Reporter: Grace Olivia | Editor: Wahyu T.Rahmawati
KONTAN.CO.ID - JAKARTA. Organisasi untuk Kerjasama dan Pembangunan Ekonomi (OECD) belum lama ini mengimbau kewaspadaan pada risiko membengkaknya utang baru korporasi global beberapa tahun mendatang. Di tengah menurunnya selera risiko investor dan kualitas surat utang, perusahaan disarankan untuk tidak menambah utang baru dalam bentuk surat utang atau obligasi.
Dalam laporannya pekan lalu, OECD mencatat utang perusahaan nonkeuangan dalam bentuk obligasi korporasi meningkat secara dramatis sepanjang periode 2008-2018, yakni US$ 1,7 triliun per tahunnya. Angka tersebut naik tinggi dibandingkan rata-rata pada sebelum tahun 2018 di mana penerbitan obligasi korporasi hanya sekitar US$ 864 miiar per tahun.
Akhir 2018, total outstanding obligasi korporasi yang diterbitkan perusahaan nonkeuangan saja telah menyentuh rekor tertinggi, yaitu US$ 13 triliun.
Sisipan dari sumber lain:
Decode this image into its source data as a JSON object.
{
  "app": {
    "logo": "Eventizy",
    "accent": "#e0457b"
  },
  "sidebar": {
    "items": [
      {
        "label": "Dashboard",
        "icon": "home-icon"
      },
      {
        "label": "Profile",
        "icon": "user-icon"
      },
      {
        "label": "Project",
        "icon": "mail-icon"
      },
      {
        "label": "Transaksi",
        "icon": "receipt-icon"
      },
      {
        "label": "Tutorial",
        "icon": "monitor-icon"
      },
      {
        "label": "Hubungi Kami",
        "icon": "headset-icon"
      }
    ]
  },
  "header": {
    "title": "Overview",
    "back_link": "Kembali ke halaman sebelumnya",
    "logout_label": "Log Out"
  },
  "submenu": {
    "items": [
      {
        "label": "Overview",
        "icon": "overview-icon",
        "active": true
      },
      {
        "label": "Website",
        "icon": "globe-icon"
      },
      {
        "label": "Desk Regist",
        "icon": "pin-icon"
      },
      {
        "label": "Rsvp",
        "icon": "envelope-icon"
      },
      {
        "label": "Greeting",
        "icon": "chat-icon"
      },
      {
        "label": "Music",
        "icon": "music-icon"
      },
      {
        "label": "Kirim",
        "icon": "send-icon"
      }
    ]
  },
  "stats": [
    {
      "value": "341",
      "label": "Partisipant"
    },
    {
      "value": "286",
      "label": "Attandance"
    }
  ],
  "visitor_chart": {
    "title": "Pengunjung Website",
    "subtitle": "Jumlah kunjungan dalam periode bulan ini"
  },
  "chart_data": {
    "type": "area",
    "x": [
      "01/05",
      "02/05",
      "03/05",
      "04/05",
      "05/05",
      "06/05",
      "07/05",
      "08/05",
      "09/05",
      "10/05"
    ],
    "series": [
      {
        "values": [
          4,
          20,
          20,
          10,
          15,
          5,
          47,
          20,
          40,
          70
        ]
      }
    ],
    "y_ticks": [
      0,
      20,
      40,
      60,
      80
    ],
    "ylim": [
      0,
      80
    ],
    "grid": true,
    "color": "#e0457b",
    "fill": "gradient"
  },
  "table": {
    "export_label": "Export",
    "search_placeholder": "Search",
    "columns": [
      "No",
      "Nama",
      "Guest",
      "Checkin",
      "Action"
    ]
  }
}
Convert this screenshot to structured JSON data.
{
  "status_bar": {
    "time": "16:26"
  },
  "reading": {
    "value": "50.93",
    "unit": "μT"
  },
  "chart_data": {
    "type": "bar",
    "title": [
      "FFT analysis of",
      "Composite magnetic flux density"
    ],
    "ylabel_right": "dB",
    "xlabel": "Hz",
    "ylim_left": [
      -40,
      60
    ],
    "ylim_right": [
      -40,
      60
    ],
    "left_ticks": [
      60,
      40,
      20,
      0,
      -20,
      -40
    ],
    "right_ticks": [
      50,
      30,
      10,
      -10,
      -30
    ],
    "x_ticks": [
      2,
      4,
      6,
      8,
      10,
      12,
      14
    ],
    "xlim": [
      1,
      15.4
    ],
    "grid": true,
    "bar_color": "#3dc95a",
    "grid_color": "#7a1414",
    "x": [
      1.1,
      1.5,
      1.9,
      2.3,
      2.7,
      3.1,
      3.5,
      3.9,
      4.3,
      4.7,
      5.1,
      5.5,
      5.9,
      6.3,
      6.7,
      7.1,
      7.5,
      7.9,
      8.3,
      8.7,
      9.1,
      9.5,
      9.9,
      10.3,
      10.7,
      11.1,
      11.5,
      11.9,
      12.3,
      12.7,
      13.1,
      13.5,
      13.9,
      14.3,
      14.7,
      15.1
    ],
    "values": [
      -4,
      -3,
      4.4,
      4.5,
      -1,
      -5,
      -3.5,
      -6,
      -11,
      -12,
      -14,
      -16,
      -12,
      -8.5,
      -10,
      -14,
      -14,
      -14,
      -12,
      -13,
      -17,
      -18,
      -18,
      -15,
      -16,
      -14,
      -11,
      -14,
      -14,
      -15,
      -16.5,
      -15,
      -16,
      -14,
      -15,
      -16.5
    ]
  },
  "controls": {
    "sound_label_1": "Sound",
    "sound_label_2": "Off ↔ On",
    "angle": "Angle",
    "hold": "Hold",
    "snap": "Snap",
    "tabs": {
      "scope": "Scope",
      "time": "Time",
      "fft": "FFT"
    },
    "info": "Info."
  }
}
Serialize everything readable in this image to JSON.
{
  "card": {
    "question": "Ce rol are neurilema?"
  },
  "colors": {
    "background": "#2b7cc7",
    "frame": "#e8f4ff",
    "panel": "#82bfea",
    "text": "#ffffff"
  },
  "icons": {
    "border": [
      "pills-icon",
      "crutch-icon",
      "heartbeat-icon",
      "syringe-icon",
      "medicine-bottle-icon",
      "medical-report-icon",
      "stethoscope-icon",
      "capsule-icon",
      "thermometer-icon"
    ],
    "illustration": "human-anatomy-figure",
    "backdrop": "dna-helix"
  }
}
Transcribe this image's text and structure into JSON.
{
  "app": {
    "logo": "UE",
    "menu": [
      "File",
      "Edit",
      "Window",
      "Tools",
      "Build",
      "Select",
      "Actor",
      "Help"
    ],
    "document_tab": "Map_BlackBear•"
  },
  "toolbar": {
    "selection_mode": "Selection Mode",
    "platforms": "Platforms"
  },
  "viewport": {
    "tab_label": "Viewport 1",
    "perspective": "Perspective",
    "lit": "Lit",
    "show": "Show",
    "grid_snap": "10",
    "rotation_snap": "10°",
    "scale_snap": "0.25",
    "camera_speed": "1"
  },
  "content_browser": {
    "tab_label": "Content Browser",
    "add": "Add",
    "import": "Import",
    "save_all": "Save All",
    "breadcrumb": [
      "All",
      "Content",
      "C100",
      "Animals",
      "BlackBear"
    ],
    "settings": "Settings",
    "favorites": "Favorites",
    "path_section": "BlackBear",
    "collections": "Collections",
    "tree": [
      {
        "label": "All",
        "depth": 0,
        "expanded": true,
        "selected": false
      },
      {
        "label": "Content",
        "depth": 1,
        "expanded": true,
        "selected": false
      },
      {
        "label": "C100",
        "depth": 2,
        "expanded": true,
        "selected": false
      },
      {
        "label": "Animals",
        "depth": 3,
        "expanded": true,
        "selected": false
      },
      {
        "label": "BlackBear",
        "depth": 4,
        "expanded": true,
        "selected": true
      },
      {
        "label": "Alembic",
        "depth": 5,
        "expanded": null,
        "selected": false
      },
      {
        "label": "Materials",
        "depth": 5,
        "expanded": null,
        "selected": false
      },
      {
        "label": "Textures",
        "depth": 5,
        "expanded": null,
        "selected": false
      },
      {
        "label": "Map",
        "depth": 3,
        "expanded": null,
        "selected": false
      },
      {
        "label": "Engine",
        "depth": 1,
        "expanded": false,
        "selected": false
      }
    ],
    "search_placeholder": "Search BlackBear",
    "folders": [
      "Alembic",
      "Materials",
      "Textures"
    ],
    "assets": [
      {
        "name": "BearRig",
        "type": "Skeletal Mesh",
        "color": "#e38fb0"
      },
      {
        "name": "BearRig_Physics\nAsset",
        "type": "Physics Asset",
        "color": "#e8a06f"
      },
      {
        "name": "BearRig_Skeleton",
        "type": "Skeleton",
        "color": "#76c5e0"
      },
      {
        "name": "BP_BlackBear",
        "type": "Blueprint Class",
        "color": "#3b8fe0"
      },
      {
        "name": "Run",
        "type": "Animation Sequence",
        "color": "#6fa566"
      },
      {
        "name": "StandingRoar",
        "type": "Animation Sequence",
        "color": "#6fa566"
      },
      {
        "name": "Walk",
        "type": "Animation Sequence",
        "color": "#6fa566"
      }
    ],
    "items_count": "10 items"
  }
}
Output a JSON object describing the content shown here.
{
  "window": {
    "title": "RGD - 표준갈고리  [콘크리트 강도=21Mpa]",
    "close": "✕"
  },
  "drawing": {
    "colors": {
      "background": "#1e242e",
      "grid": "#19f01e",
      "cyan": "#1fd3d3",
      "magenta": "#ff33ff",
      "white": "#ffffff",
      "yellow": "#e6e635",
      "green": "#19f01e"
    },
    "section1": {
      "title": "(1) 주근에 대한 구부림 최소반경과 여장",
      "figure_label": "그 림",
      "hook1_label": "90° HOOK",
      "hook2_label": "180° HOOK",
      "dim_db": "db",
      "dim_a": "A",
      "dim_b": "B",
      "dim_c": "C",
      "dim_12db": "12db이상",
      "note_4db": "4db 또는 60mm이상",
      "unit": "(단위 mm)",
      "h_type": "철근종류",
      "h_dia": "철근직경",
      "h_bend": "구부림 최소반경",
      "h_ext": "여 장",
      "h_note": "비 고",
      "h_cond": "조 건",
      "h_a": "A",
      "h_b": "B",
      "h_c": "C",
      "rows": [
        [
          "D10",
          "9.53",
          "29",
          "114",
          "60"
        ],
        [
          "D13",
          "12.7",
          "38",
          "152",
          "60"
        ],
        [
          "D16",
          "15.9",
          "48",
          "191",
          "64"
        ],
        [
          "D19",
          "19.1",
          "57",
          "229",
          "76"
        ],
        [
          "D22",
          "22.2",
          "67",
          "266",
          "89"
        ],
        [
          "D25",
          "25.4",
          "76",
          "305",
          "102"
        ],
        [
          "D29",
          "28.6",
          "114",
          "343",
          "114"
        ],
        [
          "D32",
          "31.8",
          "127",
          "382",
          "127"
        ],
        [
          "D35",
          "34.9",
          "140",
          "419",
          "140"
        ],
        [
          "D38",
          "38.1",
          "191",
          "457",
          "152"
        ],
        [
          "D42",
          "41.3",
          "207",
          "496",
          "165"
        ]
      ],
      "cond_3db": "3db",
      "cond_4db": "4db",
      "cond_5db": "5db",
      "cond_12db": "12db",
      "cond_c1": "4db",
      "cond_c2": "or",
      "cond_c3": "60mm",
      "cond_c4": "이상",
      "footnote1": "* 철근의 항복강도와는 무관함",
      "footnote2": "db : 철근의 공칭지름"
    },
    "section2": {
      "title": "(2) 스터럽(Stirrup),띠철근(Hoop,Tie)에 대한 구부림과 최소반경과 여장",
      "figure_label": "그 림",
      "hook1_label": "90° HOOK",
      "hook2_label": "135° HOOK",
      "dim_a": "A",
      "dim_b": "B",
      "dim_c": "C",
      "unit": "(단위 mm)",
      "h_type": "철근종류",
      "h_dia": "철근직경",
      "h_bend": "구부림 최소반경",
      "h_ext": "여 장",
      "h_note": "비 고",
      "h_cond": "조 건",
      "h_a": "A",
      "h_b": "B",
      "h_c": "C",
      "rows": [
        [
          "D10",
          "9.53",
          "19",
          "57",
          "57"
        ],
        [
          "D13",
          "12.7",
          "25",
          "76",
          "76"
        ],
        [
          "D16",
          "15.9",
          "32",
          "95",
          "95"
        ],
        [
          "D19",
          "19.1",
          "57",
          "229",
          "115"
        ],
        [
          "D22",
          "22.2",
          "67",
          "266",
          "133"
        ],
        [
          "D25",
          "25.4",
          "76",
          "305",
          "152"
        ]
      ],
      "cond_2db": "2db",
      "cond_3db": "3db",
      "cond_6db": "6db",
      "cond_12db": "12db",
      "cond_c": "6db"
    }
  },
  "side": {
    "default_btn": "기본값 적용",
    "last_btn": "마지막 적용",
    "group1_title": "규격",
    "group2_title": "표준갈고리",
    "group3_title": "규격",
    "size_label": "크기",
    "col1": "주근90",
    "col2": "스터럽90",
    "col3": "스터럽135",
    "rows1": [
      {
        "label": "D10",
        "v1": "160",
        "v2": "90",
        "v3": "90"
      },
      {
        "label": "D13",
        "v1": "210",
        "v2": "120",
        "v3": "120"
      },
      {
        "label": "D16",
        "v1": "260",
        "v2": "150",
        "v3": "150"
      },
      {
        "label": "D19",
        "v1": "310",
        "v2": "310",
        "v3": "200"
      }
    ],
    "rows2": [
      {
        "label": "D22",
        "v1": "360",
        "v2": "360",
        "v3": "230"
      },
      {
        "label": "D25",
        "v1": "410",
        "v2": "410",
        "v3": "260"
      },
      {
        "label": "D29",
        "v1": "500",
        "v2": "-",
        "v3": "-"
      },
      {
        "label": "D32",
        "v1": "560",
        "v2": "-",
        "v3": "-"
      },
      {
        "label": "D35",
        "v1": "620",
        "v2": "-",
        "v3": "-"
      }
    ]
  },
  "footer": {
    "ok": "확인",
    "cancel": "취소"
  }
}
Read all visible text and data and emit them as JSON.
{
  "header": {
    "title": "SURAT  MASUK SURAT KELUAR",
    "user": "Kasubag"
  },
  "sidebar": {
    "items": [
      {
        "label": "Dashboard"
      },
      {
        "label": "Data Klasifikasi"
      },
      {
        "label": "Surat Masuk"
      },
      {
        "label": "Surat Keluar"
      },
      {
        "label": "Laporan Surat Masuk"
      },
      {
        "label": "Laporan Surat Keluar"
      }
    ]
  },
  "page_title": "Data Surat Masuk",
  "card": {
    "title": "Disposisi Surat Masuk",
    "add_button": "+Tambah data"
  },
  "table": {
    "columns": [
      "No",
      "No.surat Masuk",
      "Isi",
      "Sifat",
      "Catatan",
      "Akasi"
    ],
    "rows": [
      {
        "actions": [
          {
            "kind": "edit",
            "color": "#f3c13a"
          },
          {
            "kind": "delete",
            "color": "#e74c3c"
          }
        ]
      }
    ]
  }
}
Perusahaan dari negara-negara maju yang menguasai 79% dari total outstanding global tersebut, mengalami pertumbuhan nilai penerbitan 70%, dari US$ 5,97 tirliun pada 2008 menjadi US$ 10,7 trilun pada 2018.
Sementara, penerbitan obligasi korporasi di negara emerging markets yang didominasi oleh China, telah mencapai total outstanding US$ 2,78 triliun pada tahun lalu, atau tumbuh 395% dibandingkan satu dekade sebelumnya.
OECD menyatakan, ada beberapa risiko yang mesti diwaspadai oleh pasar obligasi ke depan. Di antaranya, kualitas obligasi yang mengalami tren penurunan secara global. Pangsa obligasi dengan peringkat BBB, peringkat investment grade paling bawah sebelum dikategorikan sebagai obligasi sampah (junk bonds) mencapai 54%, tertinggi dalam catatan OECD sejak 1980.
Selain itu, OECD juga memperingatkan kondisi perekonomian global yang sedang dalam tren melambat. Perusahaan dengan tingkat leverage yang tinggi dikhawatirkan makin sulit melakukan refinancing maupun melunasi utang. Pada akhirnya, perusahaan akan menerbitkan instrumen yang berkulitas rendah dengan risiko gagal bayar lebih tinggi.
Menanggapi imbauan OECD tersebut, Direktur Jenderal Pengelolaan Pembiayaan dan Risiko (DJPPR) Kementerian Keuangan Luky Alfirman, menilai peringatan tersebut memang patut menjadi perhatian. "Namun, untuk konteks dalam negeri, saya pikir kita tidak punya special case gagal bayar yang besar, itu kan enggak ada. Jadi, lebih ke peringatan normatif yang sifatnya global," ujar Luky, Rabu (27/2) lalu.
Luky mengamini, kondisi perekonomian global yang melesu, ditambah ketidakpastian seputar perang dagang hingga Brexit menjadi faktor risiko yang menyelimuti pasar obligasi secara global maupun domestik. Belum lagi, saat ini suku bunga acuan masih dalam posisi yang tinggi
"Environment kita yang sudah high interest rate juga menjadi risiko juga menjadi perhatian bagi perusahaan. Harus tetap hati-hati," tandas Luky.